In the tradition of such renowned cities as New York, London and Milan, local designers teamed up with Union Station to kick off Kansas City’s Fashion Week (KCFW), which lasted Sept. 19 to Sept. 26 and showcased spring and summer collections for 2016. The event sought to mark Kansas City’s quest to rise in the world of fashion design, an industry which it originally dominated during the mid-20th century.

While the surprising influence of this area over fashion truly peaked in the 1940s, the movement was originally born in the aftermath of World War I. After having witnessed the glamour and splendor of European city life, soldiers and other overseas Americans aspired for Kansas City to achieve a similar atmosphere. The industrialization and urbanization movements soon left the once-agricultural, now-metropolitan area eager to prove itself in a changing world, and as such, downtown soon became home to the burgeoning Garments District. Through a blend of assembly-line efficiency and rigid standards of quality, Kansas City was the second-highest clothing producing city in the United States by the middle of the century. At its highest point, the city was producing one seventh of all women’s clothing purchased. But a new interstate highway in the 1960s and the rise of casual workwear brought an end to the factories and a stalling of the Kansas City fashion industry in general. However, it is currently going through a renaissance.

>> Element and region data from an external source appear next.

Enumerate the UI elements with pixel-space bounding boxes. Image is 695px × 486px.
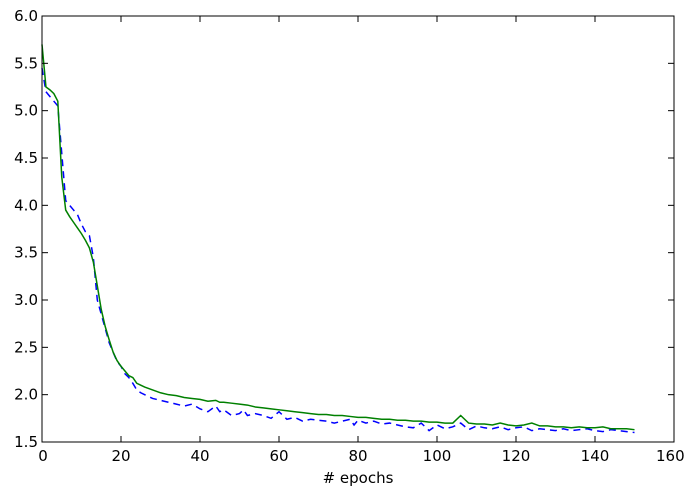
x-tick-label: 40 — [190, 447, 209, 465]
y-tick-label: 5.5 — [14, 54, 38, 72]
y-tick-label: 2.5 — [14, 338, 38, 356]
ticks-layer: 0 20 40 60 80 100 120 140 160 1.5 2.0 2.5 3.0 3.5 4.0 4… — [14, 7, 685, 465]
x-tick-label: 120 — [502, 447, 531, 465]
y-tick-label: 3.0 — [14, 291, 38, 309]
series-layer — [41, 44, 635, 434]
x-tick-label: 0 — [38, 447, 48, 465]
plot-frame — [41, 15, 675, 443]
y-tick-label: 4.0 — [14, 196, 38, 214]
x-tick-label: 100 — [423, 447, 452, 465]
x-tick-label: 80 — [348, 447, 367, 465]
x-tick-label: 60 — [269, 447, 288, 465]
plot-background — [42, 16, 674, 442]
x-tick-label: 160 — [656, 447, 685, 465]
y-tick-label: 3.5 — [14, 244, 38, 262]
y-tick-label: 6.0 — [14, 7, 38, 25]
x-axis-label: # epochs — [323, 469, 394, 486]
y-tick-label: 4.5 — [14, 149, 38, 167]
y-tick-label: 1.5 — [14, 433, 38, 451]
x-tick-label: 20 — [111, 447, 130, 465]
x-tick-label: 140 — [581, 447, 610, 465]
y-tick-label: 5.0 — [14, 102, 38, 120]
series-line-2 — [41, 44, 635, 431]
y-tick-label: 2.0 — [14, 386, 38, 404]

“I would say that designers in Kansas City stay a little more casual than designers in bigger cities,” said Leah Rutliff, William Jewell College junior communications, French and ACT-In major and KCFW’s Assistant to the Director of Media. “As a designer, you really need to focus on your target audience. While some of the designs are a little out there, most of our designers create ‘ready-to-wear’ looks.”

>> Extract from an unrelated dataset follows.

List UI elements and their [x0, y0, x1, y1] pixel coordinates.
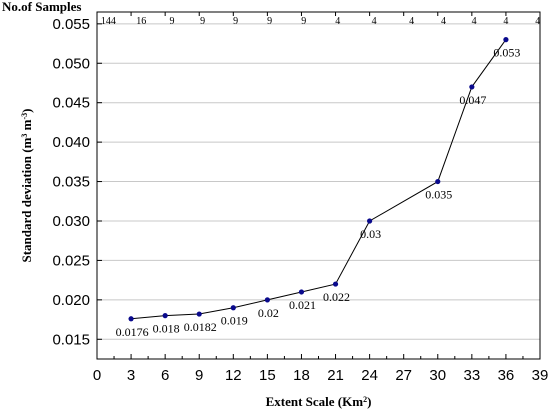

Rutliff, who mainly worked to generate interest for the event through social media, inviting media outlets and planning exclusive media events, received her first taste of the fashion world as Jewell’s first-ever Style Guru for the website College Fashionista, an internship she garnered from starting her own fashion blog. Having used her Journey Grant to experience London Fashion Week, she quickly embraced the hands-on work KCFW provides and aims to continue her work putting Kansas City on the style map. Despite past desires to move to a large city and work as a brand ambassador, the unique designers of the metropolitan area were a large factor in her decision to pursue a local fashion career, instead.

Courtesy of Leah Rutliff

Courtesy of Leah Rutliff

“My favorite KCFW designer is always Nataliya Meyer of Lucia’s Sarto. She’s very ‘Betsey Johnson meets DVF.’ Her designs are edgy and elegant. It’s a beautiful combination when done correctly,” said Rutliff.

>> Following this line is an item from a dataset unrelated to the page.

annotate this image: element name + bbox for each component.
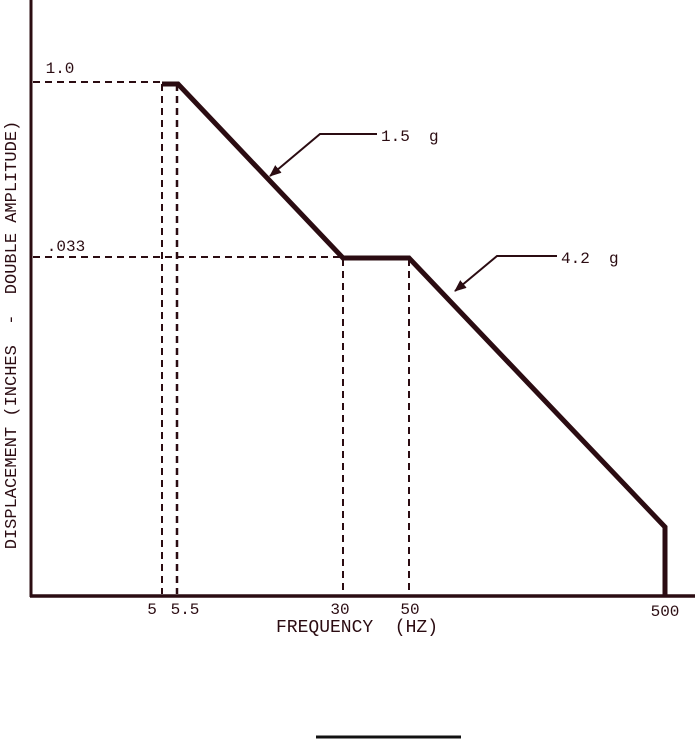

Other attendees of the event included menswear label Paulie Gibson, Sarah Teresinki of the upcycled children’s brand Redeux Kidz, members of the accessories design house House of Cochon and women’s apparel and home décor designer Alexis Cook. Collections at the event spanned a variety of demographics and styles, showing both casual and formalwear items for men, women and children. During this show, KCFW also sought to give back to the community, teaming up with the organization Fair and Fashionable to raise awareness of tanning-induced skin cancer. All-in-all, the experience was not only a blend of creative expression and promotion of healthy beauty methods, but also a potential opportunity for Kansas City’s future reentry into the fashion world.